Abandona as minhas pernas, deixe que dos meus pés seja o que eu quiser.
Estou pedindo para devolver o meu juízo, o meu querer e o meu dever que as horas ainda não disseram que repousariam sob mim.
E não me faz essa cara mendiga, não levanta as sobrancelhas desse jeito nem me lança esses braços elásticos, pois eu disse a todos que iria. E eu preciso ir ver o que há do lado de lá, saber das músicas que eles ouvem, das bobagens que eles contam e das indecências que ruminam. Não que isso mude o lado de cá, mas eu desejo tanto saber.
Quero mudar esta roupa, lavar e largar estes cabelos, guardar meus óculos, pintar os olhos, esquecer a dor e fazer qualquer um chorar de rir. Fazer o garçom trabalhar até mais tarde, até a comida esfriar enquanto a bebida esquenta e eu conto os meus contos cheios de fantasias de menina ao mala da cadeira ao lado.
Deixa, só por hoje, que eu beba até esquecer os sentidos e virar uma sinestesia viva. Que suba na mesa e cante Odair José em alto e desafinado som. Amanhã, com ajuda de qualquer sede e qualquer dor de cabeça, você me conta o que houve debaixo daquele teto. E eu juro, juro mesmo, que não me importarei. Quando o azedo assumir todos os gostos, todas as comidas, lembrarei-me da certeza de que não há sabor pior do que o do jejum.

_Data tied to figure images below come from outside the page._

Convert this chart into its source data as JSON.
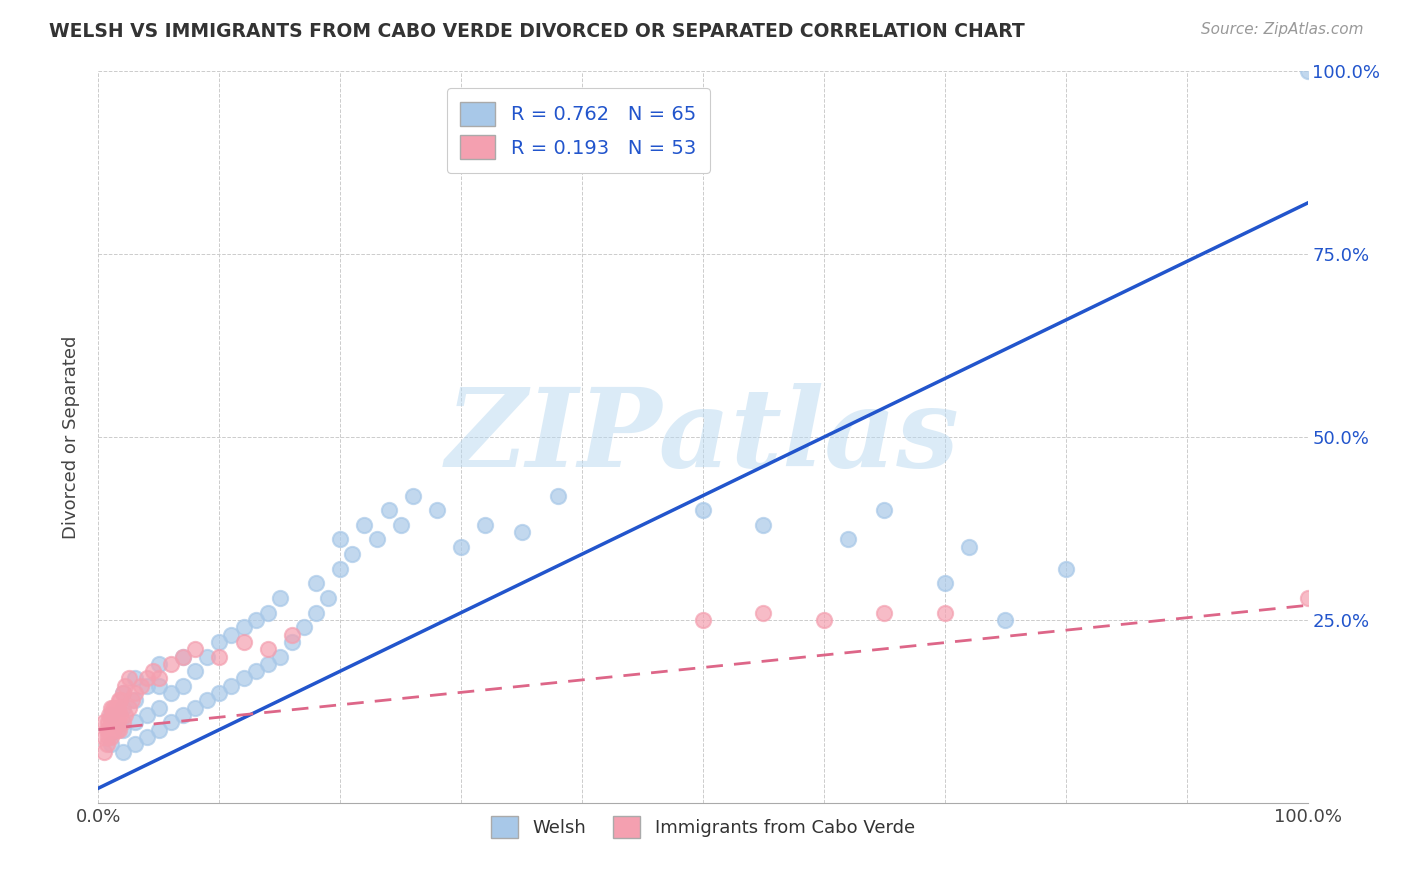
{
  "title": "WELSH VS IMMIGRANTS FROM CABO VERDE DIVORCED OR SEPARATED CORRELATION CHART",
  "source_text": "Source: ZipAtlas.com",
  "ylabel": "Divorced or Separated",
  "watermark": "ZIPatlas",
  "blue_R": 0.762,
  "blue_N": 65,
  "pink_R": 0.193,
  "pink_N": 53,
  "blue_scatter_color": "#a8c8e8",
  "pink_scatter_color": "#f4a0b0",
  "blue_line_color": "#2255cc",
  "pink_line_color": "#dd6688",
  "legend_blue_label": "Welsh",
  "legend_pink_label": "Immigrants from Cabo Verde",
  "xlim": [
    0.0,
    1.0
  ],
  "ylim": [
    0.0,
    1.0
  ],
  "x_ticks": [
    0.0,
    0.1,
    0.2,
    0.3,
    0.4,
    0.5,
    0.6,
    0.7,
    0.8,
    0.9,
    1.0
  ],
  "y_ticks": [
    0.0,
    0.25,
    0.5,
    0.75,
    1.0
  ],
  "blue_line_x0": 0.0,
  "blue_line_y0": 0.02,
  "blue_line_x1": 1.0,
  "blue_line_y1": 0.82,
  "pink_line_x0": 0.0,
  "pink_line_y0": 0.1,
  "pink_line_x1": 1.0,
  "pink_line_y1": 0.27,
  "blue_x": [
    0.01,
    0.01,
    0.02,
    0.02,
    0.02,
    0.02,
    0.03,
    0.03,
    0.03,
    0.03,
    0.04,
    0.04,
    0.04,
    0.05,
    0.05,
    0.05,
    0.05,
    0.06,
    0.06,
    0.07,
    0.07,
    0.07,
    0.08,
    0.08,
    0.09,
    0.09,
    0.1,
    0.1,
    0.11,
    0.11,
    0.12,
    0.12,
    0.13,
    0.13,
    0.14,
    0.14,
    0.15,
    0.15,
    0.16,
    0.17,
    0.18,
    0.18,
    0.19,
    0.2,
    0.2,
    0.21,
    0.22,
    0.23,
    0.24,
    0.25,
    0.26,
    0.28,
    0.3,
    0.32,
    0.35,
    0.38,
    0.5,
    0.55,
    0.62,
    0.65,
    0.7,
    0.72,
    0.75,
    0.8,
    1.0
  ],
  "blue_y": [
    0.08,
    0.12,
    0.07,
    0.1,
    0.13,
    0.15,
    0.08,
    0.11,
    0.14,
    0.17,
    0.09,
    0.12,
    0.16,
    0.1,
    0.13,
    0.16,
    0.19,
    0.11,
    0.15,
    0.12,
    0.16,
    0.2,
    0.13,
    0.18,
    0.14,
    0.2,
    0.15,
    0.22,
    0.16,
    0.23,
    0.17,
    0.24,
    0.18,
    0.25,
    0.19,
    0.26,
    0.2,
    0.28,
    0.22,
    0.24,
    0.26,
    0.3,
    0.28,
    0.32,
    0.36,
    0.34,
    0.38,
    0.36,
    0.4,
    0.38,
    0.42,
    0.4,
    0.35,
    0.38,
    0.37,
    0.42,
    0.4,
    0.38,
    0.36,
    0.4,
    0.3,
    0.35,
    0.25,
    0.32,
    1.0
  ],
  "pink_x": [
    0.005,
    0.005,
    0.005,
    0.007,
    0.007,
    0.008,
    0.008,
    0.009,
    0.009,
    0.01,
    0.01,
    0.01,
    0.011,
    0.011,
    0.012,
    0.012,
    0.013,
    0.013,
    0.014,
    0.014,
    0.015,
    0.015,
    0.016,
    0.016,
    0.017,
    0.017,
    0.018,
    0.018,
    0.02,
    0.02,
    0.022,
    0.022,
    0.025,
    0.025,
    0.028,
    0.03,
    0.035,
    0.04,
    0.045,
    0.05,
    0.06,
    0.07,
    0.08,
    0.1,
    0.12,
    0.14,
    0.16,
    0.5,
    0.55,
    0.6,
    0.65,
    0.7,
    1.0
  ],
  "pink_y": [
    0.07,
    0.09,
    0.11,
    0.08,
    0.1,
    0.09,
    0.11,
    0.1,
    0.12,
    0.09,
    0.11,
    0.13,
    0.1,
    0.12,
    0.11,
    0.13,
    0.1,
    0.12,
    0.11,
    0.13,
    0.1,
    0.12,
    0.11,
    0.13,
    0.1,
    0.14,
    0.12,
    0.14,
    0.11,
    0.15,
    0.12,
    0.16,
    0.13,
    0.17,
    0.14,
    0.15,
    0.16,
    0.17,
    0.18,
    0.17,
    0.19,
    0.2,
    0.21,
    0.2,
    0.22,
    0.21,
    0.23,
    0.25,
    0.26,
    0.25,
    0.26,
    0.26,
    0.28
  ]
}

O que não parece justo é entregar as minhas décadas a esse pote de amarguras que é você. Nem é certo deixar os íntimos virarem estranhos e os estranhos mais estranhos ainda, se a gente não nasceu pra ser dueto. Se o nosso par é brega e inútil. Se enquanto você me segura, tão firme e tão convincente, eu só sei esperar o dia em que você vai desistir de mim.
Você não é doce. Não do tipo que pode ser posta distante, para ser sentida apenas na ponta da língua, quando a fome faz salivar. Assim você seria uma delícia. Você é amarga e fica tão próxima à garganta que tão logo faz sufocar e doer.
Então sai depressa daqui, solidão.
Sai porque hoje eu não quero ver você nem vestida de chocolate.